A common refrain of the people is about the erratic power and water supply. “The situation of those living inside the fort is much worse as water tankers cannot negotiate the narrow alleys,” said Deepak Kumar, who runs a shop of artefacts inside the fort.
Sonar Quilla in Jaisalmer is perhaps the only living fort in India, where people still reside inside the fort complex, making it truly worth visiting.
The political maze is difficult to interpret when one talks to people. “I will vote in the name of Prime Minister Narendra Modi. I agree that the local Congress candidate is a good choice and even schemes like the Chiranjeevi Yojana started by Ashok Gehlot are very good. But who is accountable for the paper leak scam, the rampant corruption and deteriorating law and order scenario?” asked Lokesh, who resides in the fort.
Yet there are many in favour of the Congress repeating its performance of 2018.
Incidentally, the manifesto announced by the BJP, which it prefers to call a Vision Document, also runs high on promises. These include free education for girls till the postgraduate level, purchase of wheat at Rs 2,700 per quintal, bringing jowar and bajra under the minimum support price mechanism, providing gas cylinders at Rs 450 each to poor women, a Rs 2 lakh savings bond on the birth of a girl child, and an increase the wages of Anganwadi workers among others.
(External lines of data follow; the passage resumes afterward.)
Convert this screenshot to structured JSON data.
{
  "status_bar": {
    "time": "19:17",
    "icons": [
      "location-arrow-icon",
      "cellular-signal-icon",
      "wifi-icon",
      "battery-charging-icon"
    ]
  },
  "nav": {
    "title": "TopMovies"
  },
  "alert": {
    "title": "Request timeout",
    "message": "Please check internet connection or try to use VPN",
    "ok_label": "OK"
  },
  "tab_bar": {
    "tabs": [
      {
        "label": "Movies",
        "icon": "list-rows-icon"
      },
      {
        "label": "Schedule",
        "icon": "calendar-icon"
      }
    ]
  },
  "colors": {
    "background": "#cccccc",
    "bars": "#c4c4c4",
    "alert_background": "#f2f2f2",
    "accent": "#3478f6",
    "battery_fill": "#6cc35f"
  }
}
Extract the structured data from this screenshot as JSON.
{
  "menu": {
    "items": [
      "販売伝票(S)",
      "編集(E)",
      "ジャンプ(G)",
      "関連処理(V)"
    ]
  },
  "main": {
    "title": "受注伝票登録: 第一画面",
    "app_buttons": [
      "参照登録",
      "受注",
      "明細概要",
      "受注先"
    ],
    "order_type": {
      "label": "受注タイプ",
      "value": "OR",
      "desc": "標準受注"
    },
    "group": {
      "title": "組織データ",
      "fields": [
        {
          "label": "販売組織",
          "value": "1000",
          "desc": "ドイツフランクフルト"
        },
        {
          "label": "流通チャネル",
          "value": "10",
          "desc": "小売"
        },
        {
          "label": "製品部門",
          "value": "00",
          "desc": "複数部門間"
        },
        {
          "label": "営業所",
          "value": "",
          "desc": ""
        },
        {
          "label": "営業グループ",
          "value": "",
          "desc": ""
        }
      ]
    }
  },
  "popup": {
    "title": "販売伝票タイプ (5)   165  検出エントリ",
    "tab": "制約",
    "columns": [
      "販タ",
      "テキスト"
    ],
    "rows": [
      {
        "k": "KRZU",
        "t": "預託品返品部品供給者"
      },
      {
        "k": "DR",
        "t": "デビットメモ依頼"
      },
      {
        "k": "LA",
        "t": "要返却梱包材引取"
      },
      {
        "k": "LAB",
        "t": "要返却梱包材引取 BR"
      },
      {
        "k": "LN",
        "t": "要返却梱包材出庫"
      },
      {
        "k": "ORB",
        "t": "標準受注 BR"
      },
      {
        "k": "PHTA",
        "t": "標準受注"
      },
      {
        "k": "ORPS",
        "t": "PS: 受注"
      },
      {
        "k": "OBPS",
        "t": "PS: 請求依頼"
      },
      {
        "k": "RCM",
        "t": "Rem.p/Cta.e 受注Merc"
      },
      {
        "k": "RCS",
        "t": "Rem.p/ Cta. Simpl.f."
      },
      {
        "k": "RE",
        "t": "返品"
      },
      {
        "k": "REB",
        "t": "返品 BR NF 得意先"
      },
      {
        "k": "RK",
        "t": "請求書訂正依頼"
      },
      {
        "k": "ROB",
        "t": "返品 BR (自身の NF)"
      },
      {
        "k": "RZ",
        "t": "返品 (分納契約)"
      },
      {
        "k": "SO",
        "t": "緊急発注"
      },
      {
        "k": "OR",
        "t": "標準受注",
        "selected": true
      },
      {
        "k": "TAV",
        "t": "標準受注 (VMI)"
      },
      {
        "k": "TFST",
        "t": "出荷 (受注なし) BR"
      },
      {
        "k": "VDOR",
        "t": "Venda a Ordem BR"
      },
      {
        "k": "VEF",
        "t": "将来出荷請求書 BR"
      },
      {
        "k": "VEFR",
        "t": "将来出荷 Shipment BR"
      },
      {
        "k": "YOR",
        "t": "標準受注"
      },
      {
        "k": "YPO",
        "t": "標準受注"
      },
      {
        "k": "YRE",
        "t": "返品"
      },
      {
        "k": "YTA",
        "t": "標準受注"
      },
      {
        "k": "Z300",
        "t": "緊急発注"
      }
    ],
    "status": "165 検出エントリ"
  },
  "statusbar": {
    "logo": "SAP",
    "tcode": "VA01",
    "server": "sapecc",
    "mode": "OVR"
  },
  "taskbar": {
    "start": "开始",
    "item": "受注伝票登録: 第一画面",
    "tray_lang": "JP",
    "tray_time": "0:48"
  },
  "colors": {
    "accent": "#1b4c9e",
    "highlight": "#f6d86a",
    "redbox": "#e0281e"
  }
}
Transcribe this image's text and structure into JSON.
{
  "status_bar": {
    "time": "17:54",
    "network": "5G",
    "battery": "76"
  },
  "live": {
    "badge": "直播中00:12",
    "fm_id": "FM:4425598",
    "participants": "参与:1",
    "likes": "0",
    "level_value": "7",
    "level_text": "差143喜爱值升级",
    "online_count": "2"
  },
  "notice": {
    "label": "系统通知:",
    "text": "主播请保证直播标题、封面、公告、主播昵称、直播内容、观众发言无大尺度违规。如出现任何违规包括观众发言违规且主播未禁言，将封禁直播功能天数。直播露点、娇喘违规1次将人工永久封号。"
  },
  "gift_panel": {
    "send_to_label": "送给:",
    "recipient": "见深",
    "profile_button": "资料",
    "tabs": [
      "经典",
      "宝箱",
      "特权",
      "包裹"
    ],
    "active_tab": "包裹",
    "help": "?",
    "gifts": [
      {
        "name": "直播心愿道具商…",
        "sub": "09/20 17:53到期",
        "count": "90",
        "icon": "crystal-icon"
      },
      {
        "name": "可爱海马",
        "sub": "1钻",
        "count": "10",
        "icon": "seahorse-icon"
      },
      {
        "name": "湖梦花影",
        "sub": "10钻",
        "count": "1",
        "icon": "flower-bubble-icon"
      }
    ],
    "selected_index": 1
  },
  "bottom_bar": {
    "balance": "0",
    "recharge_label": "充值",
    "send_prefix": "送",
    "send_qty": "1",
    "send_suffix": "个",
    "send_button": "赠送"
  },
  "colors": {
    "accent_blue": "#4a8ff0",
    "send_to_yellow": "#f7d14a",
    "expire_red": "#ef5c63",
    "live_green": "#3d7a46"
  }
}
The party has also promised a probe led by a special investigation team into the exam paper leaks, and the formation of so-called anti-Romeo squads against male harassment besides a women-only police station in every district.
Incumbent Chief Minister Gehlot has reportedly termed the BJP manifesto a “twisted form” of schemes launched by his own government, and has claimed that the people are disappointed by the document.